Like most people, I will be glued to my television tonight; I’ll be watching the Super Bowl and eating onion dip like a good American. The NFL is a huge concern, and its fastest growing demographic is women. “More women (50.4 million) tuned in to the Big Game than watched the Oscars (24.5 million), Grammys (23.8 million) and Emmys (8 million), according to Nielsen. The Super Bowl’s female audience has more than doubled from only five years ago, and the last three Super Bowl broadcasts have set records for being the most-watched shows by female viewers. The previous record was held by the 1994 Winter Olympics figure-skating showdown between Nancy Kerrigan and Tonya Harding.”1 Like Tonya Harding, some of us will be filled with wrath by the time the game is over, depending on who wins. Our wrath will have nothing, however, on the people of Nazareth we just heard about.
If this week’s Gospel sounds suspiciously like last week’s Gospel, then good for you, you’ve been paying attention. This week we get the continuation of the story we began last week, the story of Jesus heading back to His hometown, preaching a very short sermon at His Synagogue, and essentially claiming that all of Scripture is about Him.
This is not ordinary stuff, what we’re talking about here.
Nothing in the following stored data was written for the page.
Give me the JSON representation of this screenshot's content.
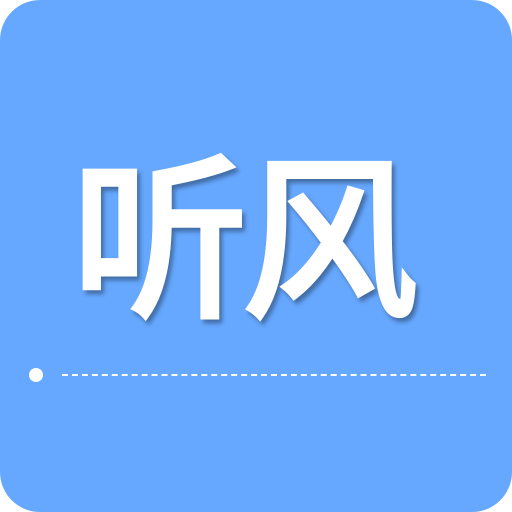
{
  "app_icon": {
    "title": "听风",
    "background_color": "#66a8ff",
    "text_color": "#ffffff",
    "divider": {
      "dot_icon": "dot-icon",
      "line_style": "dashed"
    }
  }
}
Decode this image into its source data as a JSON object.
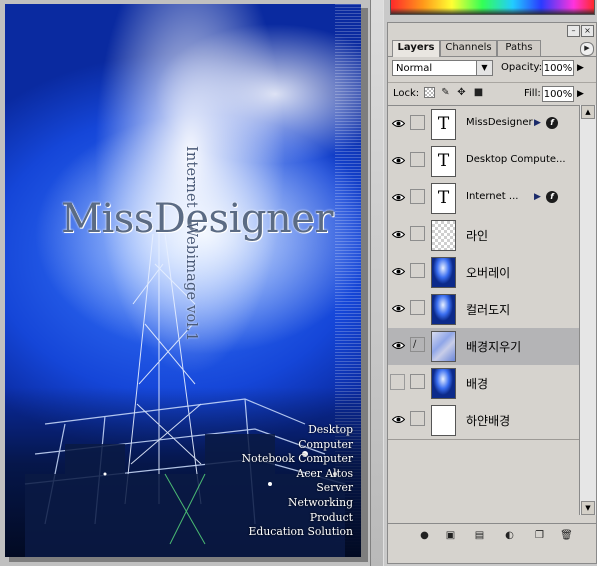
{
  "artboard": {
    "title": "MissDesigner",
    "vertical_caption": "Internet   Webimage vol.1",
    "products": [
      "Desktop",
      "Computer",
      "Notebook Computer",
      "Acer Altos",
      "Server",
      "Networking",
      "Product",
      "Education Solution"
    ]
  },
  "layers_palette": {
    "tabs": [
      "Layers",
      "Channels",
      "Paths"
    ],
    "active_tab": "Layers",
    "blend_mode": "Normal",
    "opacity_label": "Opacity:",
    "opacity_value": "100%",
    "lock_label": "Lock:",
    "fill_label": "Fill:",
    "fill_value": "100%",
    "layers": [
      {
        "name": "MissDesigner",
        "thumb": "T",
        "kind": "text",
        "visible": true,
        "effects": true
      },
      {
        "name": "Desktop  Compute...",
        "thumb": "T",
        "kind": "text",
        "visible": true,
        "effects": false
      },
      {
        "name": "Internet     ...",
        "thumb": "T",
        "kind": "text",
        "visible": true,
        "effects": true
      },
      {
        "name": "라인",
        "thumb": "",
        "kind": "transparent",
        "visible": true,
        "effects": false
      },
      {
        "name": "오버레이",
        "thumb": "",
        "kind": "image",
        "visible": true,
        "effects": false
      },
      {
        "name": "컬러도지",
        "thumb": "",
        "kind": "image",
        "visible": true,
        "effects": false
      },
      {
        "name": "배경지우기",
        "thumb": "",
        "kind": "mixed",
        "visible": true,
        "effects": false,
        "selected": true
      },
      {
        "name": "배경",
        "thumb": "",
        "kind": "image",
        "visible": false,
        "effects": false
      },
      {
        "name": "하얀배경",
        "thumb": "",
        "kind": "white",
        "visible": true,
        "effects": false
      }
    ]
  },
  "icons": {
    "eye": "eye-icon",
    "brush": "brush-icon",
    "fx": "layer-style-icon",
    "palette_menu": "palette-menu-icon",
    "bottom_bar": [
      "add-layer-style-icon",
      "add-mask-icon",
      "new-set-icon",
      "new-adjustment-layer-icon",
      "new-layer-icon",
      "trash-icon"
    ]
  },
  "colors": {
    "panel_bg": "#d6d3ce",
    "selected_layer": "#b4b4b6",
    "artboard_blue": "#1546d8"
  }
}
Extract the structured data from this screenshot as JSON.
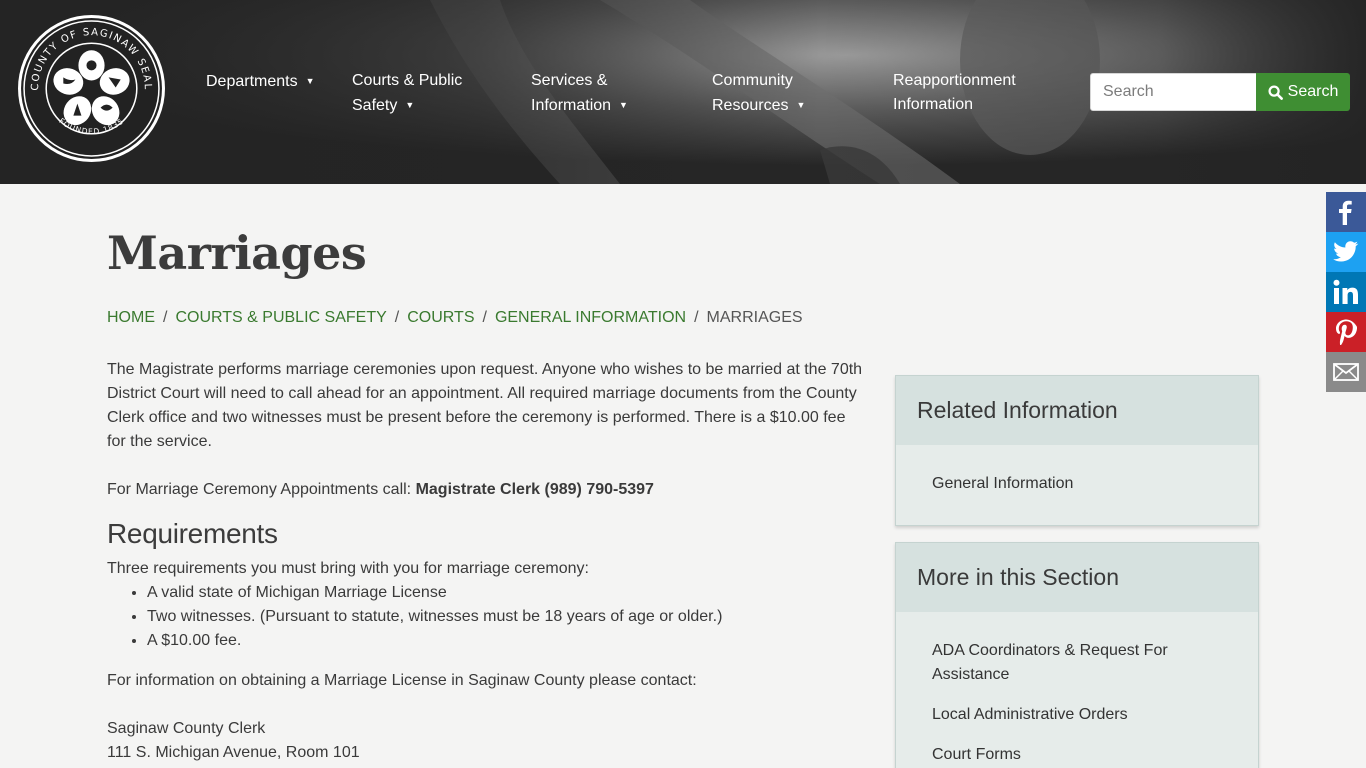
{
  "header": {
    "seal": {
      "top_text": "COUNTY OF SAGINAW SEAL",
      "bottom_text": "FOUNDED 1835"
    },
    "nav": [
      {
        "line1": "Departments",
        "line2": "",
        "has_caret": true
      },
      {
        "line1": "Courts & Public",
        "line2": "Safety",
        "has_caret": true
      },
      {
        "line1": "Services &",
        "line2": "Information",
        "has_caret": true
      },
      {
        "line1": "Community",
        "line2": "Resources",
        "has_caret": true
      },
      {
        "line1": "Reapportionment",
        "line2": "Information",
        "has_caret": false
      }
    ],
    "search": {
      "placeholder": "Search",
      "button_label": "Search"
    }
  },
  "social": [
    {
      "name": "facebook",
      "color": "#3b5998",
      "glyph": "f"
    },
    {
      "name": "twitter",
      "color": "#1da1f2",
      "glyph": ""
    },
    {
      "name": "linkedin",
      "color": "#0077b5",
      "glyph": "in"
    },
    {
      "name": "pinterest",
      "color": "#cb2027",
      "glyph": "P"
    },
    {
      "name": "email",
      "color": "#8a8a8a",
      "glyph": ""
    }
  ],
  "page": {
    "title": "Marriages",
    "breadcrumb": [
      "HOME",
      "COURTS & PUBLIC SAFETY",
      "COURTS",
      "GENERAL INFORMATION",
      "MARRIAGES"
    ]
  },
  "content": {
    "intro": "The Magistrate performs marriage ceremonies upon request. Anyone who wishes to be married at the 70th District Court will need to call ahead for an appointment. All required marriage documents from the County Clerk office and two witnesses must be present before the ceremony is performed. There is a $10.00 fee for the service.",
    "appointment_label": "For Marriage Ceremony Appointments call:",
    "appointment_contact": "Magistrate Clerk (989) 790-5397",
    "requirements_heading": "Requirements",
    "requirements_intro": "Three requirements you must bring with you for marriage ceremony:",
    "requirements": [
      "A valid state of Michigan Marriage License",
      "Two witnesses. (Pursuant to statute, witnesses must be 18 years of age or older.)",
      "A $10.00 fee."
    ],
    "license_info": "For information on obtaining a Marriage License in Saginaw County please contact:",
    "address_line1": "Saginaw County Clerk",
    "address_line2": "111 S. Michigan Avenue, Room 101"
  },
  "sidebar": {
    "related": {
      "title": "Related Information",
      "links": [
        "General Information"
      ]
    },
    "more": {
      "title": "More in this Section",
      "links": [
        "ADA Coordinators & Request For Assistance",
        "Local Administrative Orders",
        "Court Forms"
      ]
    }
  },
  "colors": {
    "accent_green": "#3f8e33",
    "link_green": "#3a7a2f",
    "header_dark": "#222222"
  }
}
We talked last week about what our reaction to this would be if it were true, if Jesus did indeed fulfill all Scripture. Luke tells us today about what the reaction was that day.
First, they were perplexed. “Is this not Joseph’s son?” That’s the almost nice way of saying “Who the heck does this guy think he is?” Jesus, not oblivious to any of this, tried to nip the problem, saying basically that it’s OK, He understands that y’all aren’t with Him on this. But Luke tells us that this didn’t have the desired effect, that “when they heard this, all in the synagogue were filled with wrath.” And to prove how ticked off they really were, they herded Jesus to the bluff, like taking Him down Prince Street, past the statue of Thomas Paine and over that wrought iron fence, with the intention of tossing Him over to His death. The only hill steep enough in Nazareth to do such a thing was at the southwest corner of the city, where it now hangs over a Maronite convent.2 It’s certainly high enough that death would be the most likely outcome, but in a strange twist to the Law, if a crowd casts someone off a cliff and he dies, no one in the crowd is technically liable for the life of the victim. It’s like dunking an accused witch in a barrel of water, and if she drowns, well, she wasn’t a witch, but that’s not the fault of the dunker.
It wasn’t to be, however, all this casting off of cliffs. “But passing through the midst of them he went away,” wrote Luke, forever capturing the imaginations of boys who wonder if Jesus had an invisibility cloak of some sort. It was quite literally a miracle that Jesus got out of there alive, but the real meat of this story is found in the wrath.
We might not think that we would ever get angry with Jesus, but in reality, it happens all the time. We come across something about Him or something He said and we just don’t like it, most of the time because the attribute or saying in some way condemns us. Even hearing the words He spoke to us over the last two weeks, that the entirety of the mercy and love and freedom found in God was and is fulfilled in Jesus can be, in its way, maddening; all of that love and mercy and freedom in turn demands something of us, a reaction from us, the reaction of using our freedom to practice love and mercy, which is easier said than done.
Our occasional anger or frustration with Jesus is not a bad thing; in fact, I think it’s just a normal part of any relationship with someone you love. Jesus can deal with it, as long as you keep at Him, as long as you keep hearing His voice, letting Him challenge you, change you.
As for me, I’ll be taking my wrath out on some onion dip, and praying that when the Lord tells us something we don’t want to hear, we’ll remember to hear the Jubilee, the love, mercy, and freedom that come with His word.